If I had to guess, there probably is not one single type of steel that is used as the standard material. It would make sense to me that each steel coaster has it's own composition based on the requirements of the site and what kinds of forces the ride is going to produce. Again, this is just a theory here, but I would assume that the make up of steel for a hyper coaster built along a shoreline would differ from that of a kiddie coaster built in the desert.
*** Edited 11/10/2006 7:29:34 AM UTC by Fun***
Being the nerd that I am, I often wonder what yield and/or ultimate stress the steel that they use has.
That'd be carbon steel at 50 ksi yield strength for all you geeks who care :)
Actually, for the different applications, you're more likely to be looking at different paints than different steels. It's a lot cheaper to get a paint that's more resistant to sea salt or extreme heat than it is to try and get a custom-mix steel compound. Especially at hte prices that steel goes for these days.
I know Nickle and Carbon are two additives.

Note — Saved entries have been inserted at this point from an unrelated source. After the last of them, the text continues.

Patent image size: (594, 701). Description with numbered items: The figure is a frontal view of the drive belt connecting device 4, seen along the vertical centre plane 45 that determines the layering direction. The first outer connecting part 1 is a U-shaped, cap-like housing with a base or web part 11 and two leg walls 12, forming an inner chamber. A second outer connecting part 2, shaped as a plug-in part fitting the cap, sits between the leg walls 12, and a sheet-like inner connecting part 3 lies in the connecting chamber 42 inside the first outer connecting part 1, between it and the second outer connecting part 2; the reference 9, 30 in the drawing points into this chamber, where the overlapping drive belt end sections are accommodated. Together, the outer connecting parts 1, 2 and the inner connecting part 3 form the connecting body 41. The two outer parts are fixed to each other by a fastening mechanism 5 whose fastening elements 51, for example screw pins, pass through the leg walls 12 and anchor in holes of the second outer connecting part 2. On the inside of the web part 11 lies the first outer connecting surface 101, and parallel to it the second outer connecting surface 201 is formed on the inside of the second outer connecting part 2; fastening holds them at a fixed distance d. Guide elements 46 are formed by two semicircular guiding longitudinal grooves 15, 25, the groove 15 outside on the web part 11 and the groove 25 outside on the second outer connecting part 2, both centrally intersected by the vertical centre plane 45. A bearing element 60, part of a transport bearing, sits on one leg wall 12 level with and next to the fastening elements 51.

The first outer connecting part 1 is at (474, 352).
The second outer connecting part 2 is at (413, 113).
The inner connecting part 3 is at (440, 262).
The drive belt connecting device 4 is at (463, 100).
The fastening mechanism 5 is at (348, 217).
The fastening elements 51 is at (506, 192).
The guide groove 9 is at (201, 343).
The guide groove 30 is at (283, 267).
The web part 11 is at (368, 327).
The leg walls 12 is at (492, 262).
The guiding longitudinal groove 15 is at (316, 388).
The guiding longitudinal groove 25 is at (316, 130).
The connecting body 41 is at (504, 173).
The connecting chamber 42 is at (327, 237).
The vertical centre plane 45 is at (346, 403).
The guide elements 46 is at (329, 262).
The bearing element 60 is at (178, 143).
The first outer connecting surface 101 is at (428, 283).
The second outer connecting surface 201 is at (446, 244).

You can think of toughness as what happens when you hit it with a sledge hammer. Glass isn't tough so it shatters, steel should be tough and not shatter.
Welding process would more than likely be a low hydrogen method. Stick welding with a 6010 root pass electrode and 7018 electrode for the rest would be the best case. They might use a sub arc to protect the weld. Preheating and controlled interpass temperatures would likely be used.